Muere María Teresa Castells, símbolo de la resistencia de la librería Lagun

María Teresa Castells, en su librería Lagun en unas imágenes de archivo./USOZ
María Teresa Castells, en su librería Lagun en unas imágenes de archivo. / USOZ

Su coraje frente al franquismo y ETA le valió varios reconocimientos, al igual que a su marido, el también fallecido exconsejero socialista José Ramón Recalde

ANA VOZMEDIANOSAN SEBASTIÁN.

María Teresa Castells falleció ayer a causa de un atragantamiento que le causó una parada cardiaca que acabó con su vida, según apuntaron fuentes familiares. Símbolo de la lucha contra el totalitarismo franquista y de ETA, y objeto de numerosos ataques en su histórica librería Lagun de San Sebastián, María Teresa Castells se encontraba comiendo en un centro comercial con una amiga que cuidaba de ella y no pudo ser reanimada. La familia confirmó que el atragantamiento parecía ser la causa del fallecimiento, aunque será hoy cuando se le realizará la autopsia.

Miembro de la saga de los Castells, se casó con el también socialista José Ramón Recalde, otro símbolo de la lucha contra ETA, fallecido hace poco más de un año, con el que tuvo cuatro hijos, Andrés, Esteban, Blanca y Elena. Pero nunca actuó como «mujer de», ni cuando Recalde fue consejero de Educación o de Justicia, ni cuando sufrió un atentado de la organización terrorista en su casa de Igeldo, del que salió gravemente herido, pero vivo.

Símbolo de una época

Castells fue el símbolo de una época con aquella librería en la plaza de la Constitución, en plena Parte Vieja, cuyos libros eran objeto de cócteles incendiarios de la kale borroka que los dejaban reducidos a cenizas. Ni ella ni su socio y amigo, Ignacio Latierro, cejaron en su pasión por la lectura y pasarían muchos años antes de que decidieran mudarse a una zona más tranquila de la ciudad, junto a la catedral del Buen Pastor.

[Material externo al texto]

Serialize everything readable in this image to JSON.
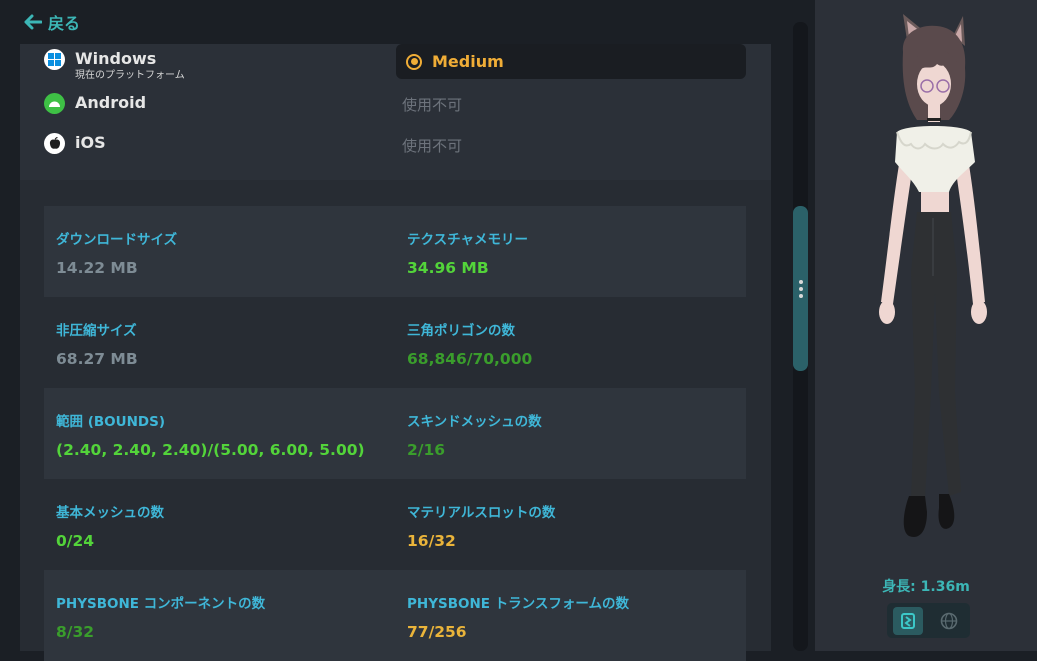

Y es que en 2001, tras el atentado contra Recalde, las cosas cambiaron y la librería cerró sus puertas en la Parte Vieja donostiarra. Decenas de clientes y amigos de dentro y fuera del País Vasco, e incluso el Gremio de Libreros, prestaron durante meses su apoyo para la reapertura del establecimiento que en principio no iba a cambiar de ubicación. Pero volvieron a aparecer pintadas amenazantes tanto en las persianas como en otros puntos de la plaza de la Constitución, donde podían leerse frases como «faxistak kanpora» y «que se vayan... preparando».

Los datos

Medalla al Mérito Ciudadano
San Sebastián le distinguió por su labor en defensa de las libertades y por el papel de Lagun frente a los ataques de kale borroka.
Cambio de ubicación
En el año 2001, después de 32 años en la Parte Vieja, Lagun cambia su ubicación al centro de la ciudad. ETA ya había atentado contra Recalde.
Los Castells
Su familia es una saga histórica en Donostia.

La creación, a principios de año, de la Sociedad de Amigos de la Librería Lagun, convenció a María Teresa Castells y a Ignacio Latierro para volver a abrir el negocio, que estrenó su local en la calle Urdaneta tras haber estado 32 años en la plaza de la Constitución de la Parte Vieja soportando la intolerancia desde su creación. «El museo Guggenheim y el Kursaal son los logotipos de cara a la galería, pero el logotipo de la libertad y la cultura es Lagun», afirmaba en aquella inauguración el escritor Raúl Guerra Garrido.

Era lógico que María Teresa apostara siempre por el respeto a la diversidad si se tiene en cuenta que la saga Castells de la que ha sido miembro es una de las que encarnan mejor el pluralismo de la sociedad vasca. Miguel, abogado, fue senador de HB, Luis es historiador, y José Manuel profesor de Derecho de la UPV, además de las hermanas Mari Carmen e Isa. Cada uno de ellos ha sido partidario de ideologías diferentes. Ella se alineó con el socialismo desde la dictadura, con la corriente de Felipe González.

Durante su vida recibió numerosas distinciones, entre ellas, la Medalla al Mérito Ciudadano que le concedió el Ayuntamiento de San Sebastián en el año 2002 o la Medalla de Oro al Mérito en el Trabajo que le impuso el ministro Jesús Caldera en el año 2007. Reconocimientos de intelectuales, tal vez menos solemnes pero igual de agradecidos, tampoco le faltaron. En 2014, la viuda del histórico político socialista Mario Onaindia, Esozi Leturiondo, entregó a la librería Lagun el premio de la fundación por su «coraje».